# Stoned again!



## Ryan Wern (Dec 3, 2009)

I finished this today. One more stone to build and I'm done! The candles are aged just like the ones on my big monument but for some reason it didn't show up in the pic.


----------



## Sawtooth Jack (Apr 9, 2011)

You've got a nice little graveyard going there. Now all you need is a fence!


----------



## smileyface4u23 (Apr 1, 2008)

Very nice!! I'm jealous and thinking I need a pair of those in my yard!


----------



## Ryan Wern (Dec 3, 2009)

Sawtooth Jack said:


> You've got a nice little graveyard going there. Now all you need is a fence!

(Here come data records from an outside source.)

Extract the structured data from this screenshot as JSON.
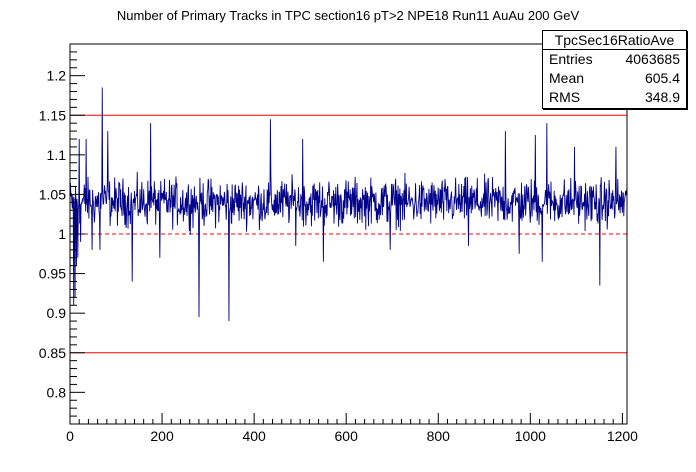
{
  "colors": {
    "data": "#00008b",
    "ref_lines": "#ff0000",
    "axes": "#000000",
    "background": "#ffffff"
  },
  "stats": {
    "name": "TpcSec16RatioAve",
    "entries_label": "Entries",
    "entries_value": "4063685",
    "mean_label": "Mean",
    "mean_value": "605.4",
    "rms_label": "RMS",
    "rms_value": "348.9"
  },
  "chart_data": {
    "type": "line",
    "title": "Number of Primary Tracks in TPC section16 pT>2 NPE18 Run11 AuAu 200 GeV",
    "xlabel": "",
    "ylabel": "",
    "xlim": [
      0,
      1210
    ],
    "ylim": [
      0.76,
      1.24
    ],
    "x_ticks": [
      0,
      200,
      400,
      600,
      800,
      1000,
      1200
    ],
    "x_tick_labels": [
      "0",
      "200",
      "400",
      "600",
      "800",
      "1000",
      "1200"
    ],
    "y_ticks": [
      0.8,
      0.85,
      0.9,
      0.95,
      1.0,
      1.05,
      1.1,
      1.15,
      1.2
    ],
    "y_tick_labels": [
      "0.8",
      "0.85",
      "0.9",
      "0.95",
      "1",
      "1.05",
      "1.1",
      "1.15",
      "1.2"
    ],
    "grid": false,
    "legend": "top-right",
    "ref_lines": [
      {
        "y": 1.15,
        "style": "solid"
      },
      {
        "y": 1.0,
        "style": "dashed"
      },
      {
        "y": 0.85,
        "style": "solid"
      }
    ],
    "series": [
      {
        "x_range": [
          0,
          1210
        ],
        "n_points": 1210,
        "baseline": 1.04,
        "noise_amplitude": 0.018,
        "spikes": [
          {
            "x": 8,
            "y": 0.91
          },
          {
            "x": 11,
            "y": 0.92
          },
          {
            "x": 14,
            "y": 0.96
          },
          {
            "x": 17,
            "y": 0.97
          },
          {
            "x": 20,
            "y": 1.12
          },
          {
            "x": 23,
            "y": 0.99
          },
          {
            "x": 35,
            "y": 1.12
          },
          {
            "x": 48,
            "y": 0.98
          },
          {
            "x": 65,
            "y": 0.98
          },
          {
            "x": 70,
            "y": 1.185
          },
          {
            "x": 82,
            "y": 1.13
          },
          {
            "x": 135,
            "y": 0.94
          },
          {
            "x": 175,
            "y": 1.14
          },
          {
            "x": 195,
            "y": 0.97
          },
          {
            "x": 280,
            "y": 0.895
          },
          {
            "x": 345,
            "y": 0.89
          },
          {
            "x": 435,
            "y": 1.145
          },
          {
            "x": 490,
            "y": 0.985
          },
          {
            "x": 505,
            "y": 1.12
          },
          {
            "x": 550,
            "y": 0.965
          },
          {
            "x": 695,
            "y": 0.98
          },
          {
            "x": 865,
            "y": 0.985
          },
          {
            "x": 945,
            "y": 1.13
          },
          {
            "x": 975,
            "y": 0.975
          },
          {
            "x": 1010,
            "y": 1.125
          },
          {
            "x": 1025,
            "y": 0.965
          },
          {
            "x": 1035,
            "y": 1.14
          },
          {
            "x": 1095,
            "y": 1.11
          },
          {
            "x": 1150,
            "y": 0.935
          },
          {
            "x": 1185,
            "y": 1.11
          }
        ]
      }
    ]
  }
}
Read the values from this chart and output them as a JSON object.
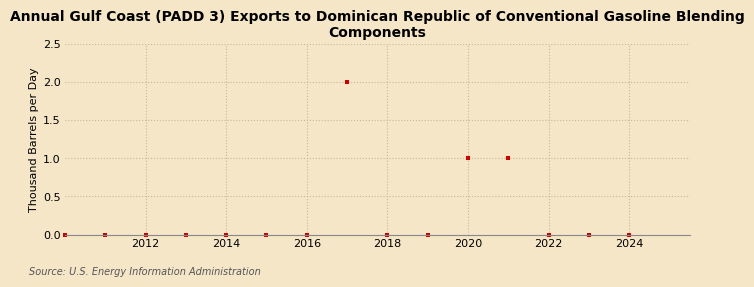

Ya, I know...hopefully I can build one in time. Besides the 3 (maybe 4, I got another statue to use) monuments, I still have 14 foam headstones to work with


----------



## goneferal (Sep 8, 2010)

Wow, you are good.


----------



## trishaanne (Aug 20, 2005)

That looks fantastic. I'll take two please...


----------



## GrimleeFeindish (Jan 23, 2009)

Damn sweet, Ryan those are top drawer. I love them both, very realistic, good paintjob and details. I cant wait to see your entire set up.


----------



## VillaHaunter (Jul 13, 2011)

That looks great. I'll put one on my todo list.


----------



## Howlinmadjack (Jul 20, 2009)

Nice job!!!


----------



## bobzilla (Nov 13, 2008)

Really great work there Ryan!


----------



## Ryan Wern (Dec 3, 2009)

Thanks everyone, glad you like my work. I'm just trying to keep up with all of you!


----------



## Ryan Wern (Dec 3, 2009)

*All my stuff + Headstone speakers*

Here's a pic of everything I've built so far along with a last minute idea I had. I decided to camo some of my speakers to match the headstones. That way I don't have to work as hard to hide them. The speaker on the right has an 8'' woofer in it along with a new tweeter because my ambient sounds are split Left/Right and I needed a better speaker to produce a deep laugh. The old speaker cracked and popped at high volume levels, so it had to go.


----------



## samhayne (Jul 3, 2008)

a lots of details, i love it .. great job !!


----------



## beelce (Jul 21, 2007)

Nice work....................


----------



## scaryjak (Sep 28, 2009)

that's great. would love one like that


----------



## weaz (Sep 11, 2010)

I really like the paint job. It looks very realistic.


----------



## matrixmom (Aug 20, 2011)

Those are great! Really nice job....


----------